L’agronome souligne également que la biomasse, avec son chauffage indirect, sec, pulsé, doux et lent, permet aux grains de mieux conserver leurs composantes que la chaleur directe propulsée par le gaz ou le propane. « Cela a un impact sur la qualité du grain et ça, c’est un aspect qui est de plus en plus présent au niveau commercial. »

En Europe, Säätötuli s’est associée dans les années 1990 à un fabricant de séchoir à grains pour concevoir  un produit dont la chaleur provient exclusivement  d’un générateur à air chaud biomasse. 

Cependant, fait remarquer Nicolas St-Pierre, ce lent processus de séchage peut devenir problématique pour un producteur qui doit traiter en urgence 20 tonnes à l’heure en raison d’une météo menaçante. « C’est ce qui fait que les systèmes à la biomasse ne sont pas aussi répandus. Les producteurs arrivent dans des situations où il y a de l’humidité dans l’air et ils vont être craintifs par rapport à cette option-là. »

Cet obstacle peut toutefois être surmonté en optant pour un système biénergie, même si, dans ce cas, le retour sur l’investissement sera moins rapide. « Un mix biomasse et propane, ça peut être intéressant dans des situations où tu dois intervenir plus rapidement », ajoute l’enseignant.

L’importance de l’efficacité énergétique

Mais avant de songer à changer de système, Nicolas St-Pierre suggère un plan plus simple : jeter un coup d’œil du côté de l’efficacité énergétique. Selon les études, jusqu’à 40 % de l’énergie consommée par un séchoir à grains peut être perdue en cours d’opération. 

« Quand je fais de la formation avec les producteurs, je mets beaucoup l’accent sur la gestion des opérations, le contrôle de la chaleur. Quand tu es en mesure de comprendre le principe de séchage des grains, tu es capable de travailler plus efficacement. J’explique que ce n’est pas nécessairement parce que tu changes ton système que tu vas avoir un impact sur les coûts. »
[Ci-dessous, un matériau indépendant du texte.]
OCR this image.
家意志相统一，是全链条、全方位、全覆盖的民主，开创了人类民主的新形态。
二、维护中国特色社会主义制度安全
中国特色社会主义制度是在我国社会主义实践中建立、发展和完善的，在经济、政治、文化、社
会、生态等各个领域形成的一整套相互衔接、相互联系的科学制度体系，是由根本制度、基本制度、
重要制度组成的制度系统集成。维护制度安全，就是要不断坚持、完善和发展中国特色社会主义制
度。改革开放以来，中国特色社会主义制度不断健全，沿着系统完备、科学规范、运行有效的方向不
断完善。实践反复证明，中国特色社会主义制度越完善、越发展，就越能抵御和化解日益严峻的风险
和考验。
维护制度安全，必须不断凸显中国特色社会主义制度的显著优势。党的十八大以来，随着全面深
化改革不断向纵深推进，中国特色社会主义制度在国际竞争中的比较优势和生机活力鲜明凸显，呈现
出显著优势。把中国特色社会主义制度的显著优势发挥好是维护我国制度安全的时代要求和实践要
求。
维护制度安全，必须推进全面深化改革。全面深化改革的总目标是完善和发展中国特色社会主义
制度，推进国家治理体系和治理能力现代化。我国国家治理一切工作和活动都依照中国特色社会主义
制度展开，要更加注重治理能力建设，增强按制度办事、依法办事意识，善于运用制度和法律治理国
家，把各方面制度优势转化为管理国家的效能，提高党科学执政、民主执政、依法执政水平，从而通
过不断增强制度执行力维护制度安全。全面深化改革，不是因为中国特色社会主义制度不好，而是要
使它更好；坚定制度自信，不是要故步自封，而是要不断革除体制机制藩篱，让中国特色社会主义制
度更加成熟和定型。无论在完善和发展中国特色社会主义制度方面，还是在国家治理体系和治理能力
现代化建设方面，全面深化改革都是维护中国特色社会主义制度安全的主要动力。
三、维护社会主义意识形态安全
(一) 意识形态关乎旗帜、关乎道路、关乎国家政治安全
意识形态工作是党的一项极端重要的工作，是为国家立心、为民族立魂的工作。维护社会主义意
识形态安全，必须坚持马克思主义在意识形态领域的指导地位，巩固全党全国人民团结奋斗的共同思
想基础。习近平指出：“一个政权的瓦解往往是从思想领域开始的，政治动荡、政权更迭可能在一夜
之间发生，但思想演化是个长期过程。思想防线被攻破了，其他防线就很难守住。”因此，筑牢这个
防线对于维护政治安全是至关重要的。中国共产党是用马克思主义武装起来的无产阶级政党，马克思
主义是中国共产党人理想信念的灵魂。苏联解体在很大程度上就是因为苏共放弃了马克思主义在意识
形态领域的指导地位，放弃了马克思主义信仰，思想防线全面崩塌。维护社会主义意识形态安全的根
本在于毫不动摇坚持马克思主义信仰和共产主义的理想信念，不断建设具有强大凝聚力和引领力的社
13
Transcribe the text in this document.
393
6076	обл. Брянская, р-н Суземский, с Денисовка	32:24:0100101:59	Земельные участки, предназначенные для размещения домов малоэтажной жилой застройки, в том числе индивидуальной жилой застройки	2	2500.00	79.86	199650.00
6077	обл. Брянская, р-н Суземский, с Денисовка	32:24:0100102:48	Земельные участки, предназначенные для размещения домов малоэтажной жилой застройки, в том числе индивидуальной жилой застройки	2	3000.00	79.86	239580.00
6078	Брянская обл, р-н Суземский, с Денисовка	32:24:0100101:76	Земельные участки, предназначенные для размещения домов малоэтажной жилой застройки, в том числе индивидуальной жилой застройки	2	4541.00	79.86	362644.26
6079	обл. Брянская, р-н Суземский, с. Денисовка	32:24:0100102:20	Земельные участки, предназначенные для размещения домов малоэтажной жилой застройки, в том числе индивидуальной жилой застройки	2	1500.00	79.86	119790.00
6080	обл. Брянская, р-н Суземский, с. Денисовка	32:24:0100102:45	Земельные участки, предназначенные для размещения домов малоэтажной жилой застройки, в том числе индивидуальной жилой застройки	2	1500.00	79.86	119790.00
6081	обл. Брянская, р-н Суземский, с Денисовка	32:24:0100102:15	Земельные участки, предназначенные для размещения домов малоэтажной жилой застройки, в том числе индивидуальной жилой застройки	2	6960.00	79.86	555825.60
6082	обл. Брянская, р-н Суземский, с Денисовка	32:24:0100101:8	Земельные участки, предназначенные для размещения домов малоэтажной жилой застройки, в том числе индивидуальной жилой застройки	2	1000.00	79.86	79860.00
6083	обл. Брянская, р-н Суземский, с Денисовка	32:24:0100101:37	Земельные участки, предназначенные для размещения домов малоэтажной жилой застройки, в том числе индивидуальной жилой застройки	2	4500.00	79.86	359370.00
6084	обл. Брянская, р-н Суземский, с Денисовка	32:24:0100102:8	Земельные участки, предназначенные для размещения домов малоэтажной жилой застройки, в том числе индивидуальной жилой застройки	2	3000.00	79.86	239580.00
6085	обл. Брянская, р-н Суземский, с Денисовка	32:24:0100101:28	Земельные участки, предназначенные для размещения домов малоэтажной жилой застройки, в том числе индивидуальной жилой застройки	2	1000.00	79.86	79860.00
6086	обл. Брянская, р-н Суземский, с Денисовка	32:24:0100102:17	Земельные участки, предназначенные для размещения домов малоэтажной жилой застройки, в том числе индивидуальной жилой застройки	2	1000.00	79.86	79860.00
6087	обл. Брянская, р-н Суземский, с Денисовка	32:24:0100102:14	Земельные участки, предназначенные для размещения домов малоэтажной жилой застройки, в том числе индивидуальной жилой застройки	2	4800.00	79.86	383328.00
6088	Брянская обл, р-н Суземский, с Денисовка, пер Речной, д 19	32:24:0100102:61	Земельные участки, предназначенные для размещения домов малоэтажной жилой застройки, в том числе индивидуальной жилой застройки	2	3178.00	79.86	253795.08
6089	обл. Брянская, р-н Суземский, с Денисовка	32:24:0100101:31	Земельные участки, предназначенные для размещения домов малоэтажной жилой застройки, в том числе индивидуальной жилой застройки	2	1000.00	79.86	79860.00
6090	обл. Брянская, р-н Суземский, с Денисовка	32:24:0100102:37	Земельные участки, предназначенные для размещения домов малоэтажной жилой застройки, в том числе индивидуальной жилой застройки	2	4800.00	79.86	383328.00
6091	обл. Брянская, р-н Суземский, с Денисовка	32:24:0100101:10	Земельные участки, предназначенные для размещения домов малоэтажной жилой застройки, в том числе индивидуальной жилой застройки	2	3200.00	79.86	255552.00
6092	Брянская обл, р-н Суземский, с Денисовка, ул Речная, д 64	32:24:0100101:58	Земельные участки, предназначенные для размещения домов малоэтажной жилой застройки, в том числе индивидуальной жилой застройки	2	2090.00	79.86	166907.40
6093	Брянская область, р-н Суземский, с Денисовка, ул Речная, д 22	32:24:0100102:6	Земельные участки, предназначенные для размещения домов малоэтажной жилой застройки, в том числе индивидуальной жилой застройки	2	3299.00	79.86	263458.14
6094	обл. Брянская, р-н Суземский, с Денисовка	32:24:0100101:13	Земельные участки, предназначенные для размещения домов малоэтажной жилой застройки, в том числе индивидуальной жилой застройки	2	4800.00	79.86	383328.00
S’assurer de l’uniformité des grains dans le séchoir et de leur qualité a notamment une grande incidence sur le résultat final. « Juste entrer un grain propre versus un grain sale, ça vient influencer le processus de séchage et ça peut représenter 5 % d’économie sur le coût. »

Actuellement, les équipementiers consacrent beaucoup d’énergie à la façon de récupérer la chaleur qui s’échappe du système lors de son fonctionnement. Éliminer les zones de pertes de chaleur et récupérer la chaleur excédentaire présente dans l’air rejeté permettrait d’économiser jusqu’à 40 % des coûts de séchage, selon des études.

La gestion des opérations est aussi primordiale. « Quand tu sèches du grain, ce qui est le plus coûteux, ce sont les derniers points. L’humidité de surface disparaît rapidement, mais celle à l’intérieur des composantes du grain est plus longue à éliminer. À cette étape, tu n’as pas besoin de prolonger un grain au séchoir trop longtemps. On peut le sortir et utiliser un refroidissement lent pour permettre de le finir. On peut aussi utiliser la méthode de la dry aeration. On laisse le grain dans un silo pendant un certain temps pour que l’eau à l’intérieur migre vers l’extérieur. Après, on va le rentrer dans un autre silo pour finir de le refroidir. Tu n’es pas toujours obligé de changer ton système. Parfois, il faut juste mieux l’utiliser », conclut Nicolas St-Pierre.